Notice: The Kentucky Public Service Commission (PSC) will hold public meetings in Louisville, Lexington, and Madisonville to present information and receive comments on the requests for rate increases by the Kentucky Utilities Co. (KU) and the Louisville Gas & Electric Co. (LG&E). The meetings are scheduled for:

Tuesday, April 11, 5:30 p.m. EDT, Health Sciences Auditorium, Health Sciences Hall, Jefferson Community and Technical College 110 W. Chestnut

Wednesday, April 12, 5:30 p.m. CDT Byrnes Auditorium, Hatley Building, Health Sciences Campus, Madisonville Community College, 750 North Laffoon Street

Tuesday, April 18, 5:30 p.m. EDT Northside Branch, Lexington Public Library, 1733 Russell Cave Rd.


Kentucky is one of the most complex states in the nation with regard to energy production, consumption, and energy policies. This state is highly dependent on coal for its electricity (87% in 2015, down from 95%), and Kentucky is the third-largest coal mining state in the nation. But this is reliance on a coal-based economy is quickly changing.

During recent years, a wave of bankruptcies in the coal mining industry and the shuttering of many coal-fired plants have opened the markets to more influence from natural gas, biofuels, solar, wind and efficiency.  KCC is working for a just transition to a sustainable energy mix that benefits communities at all economic levels.

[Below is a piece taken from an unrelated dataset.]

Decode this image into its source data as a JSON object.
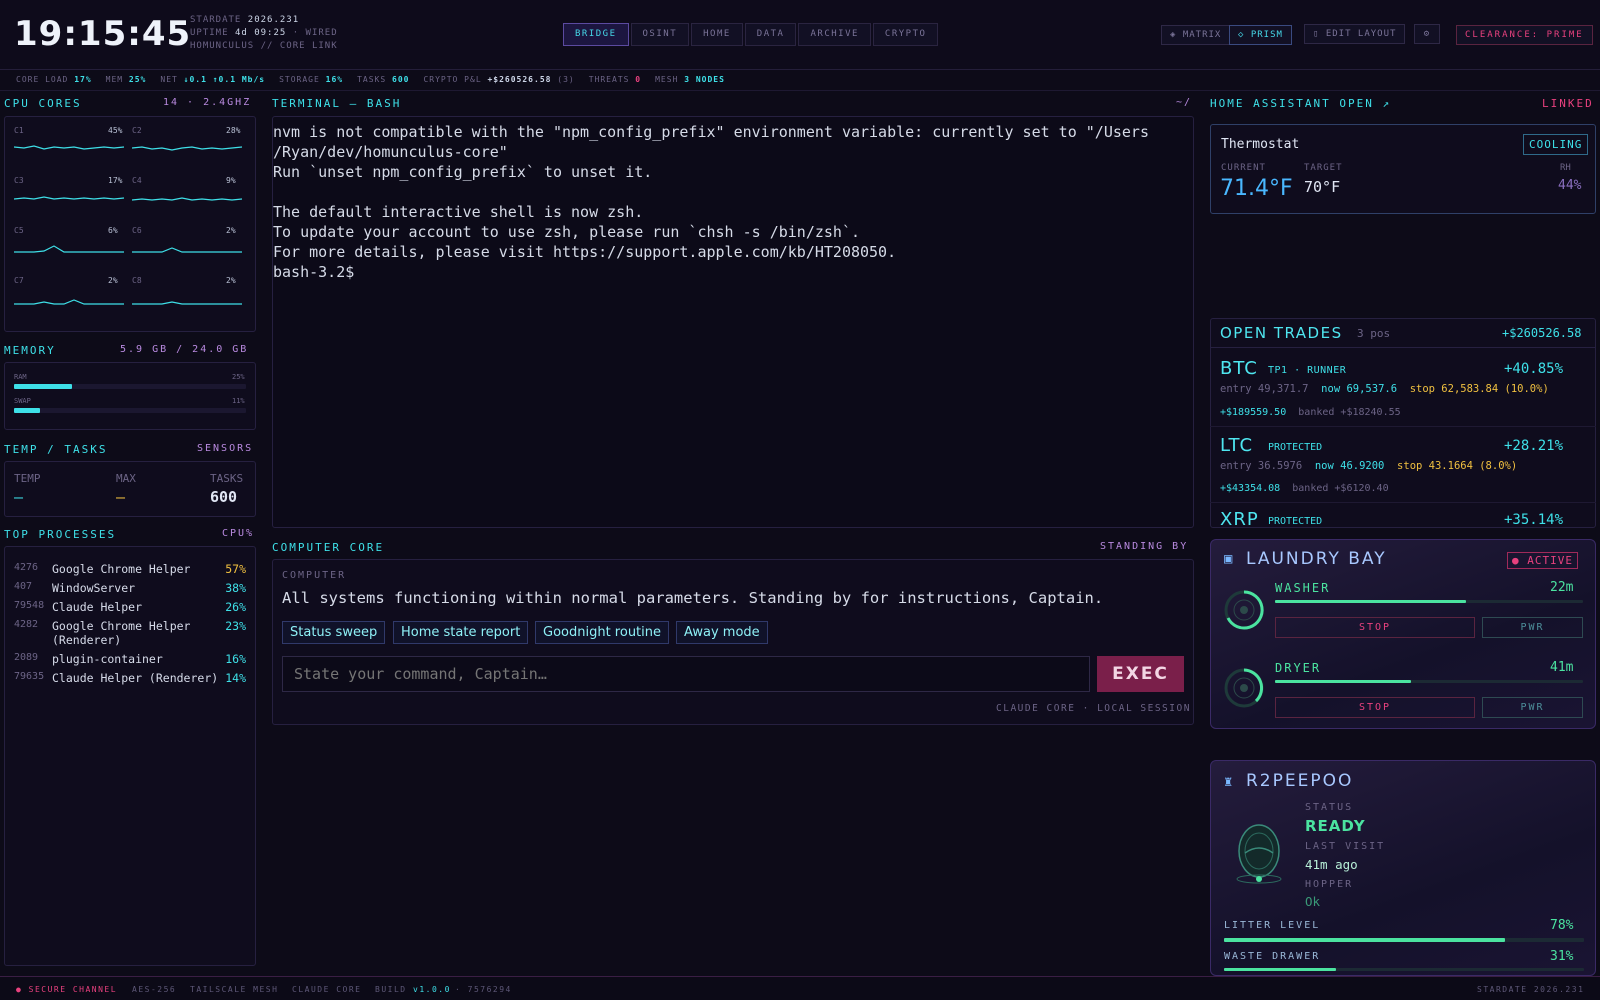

  • In 2015, 87% of Kentucky’s net electricity generation was produced by coal and 7% by natural gas. The previous record share for natural gas was 3% of net generation.
  • Most of Kentucky’s natural gas currently comes from the Big Sandy field in the state’s east, but the Devonian Shale underlying two-thirds of Kentucky may contain more than 100 trillion cubic feet of natural gas.
  • Increasing amounts of customer-sited solar photovoltaic capacity have been installed across Kentucky, and the state is home to the nation’s first net-zero energy public school.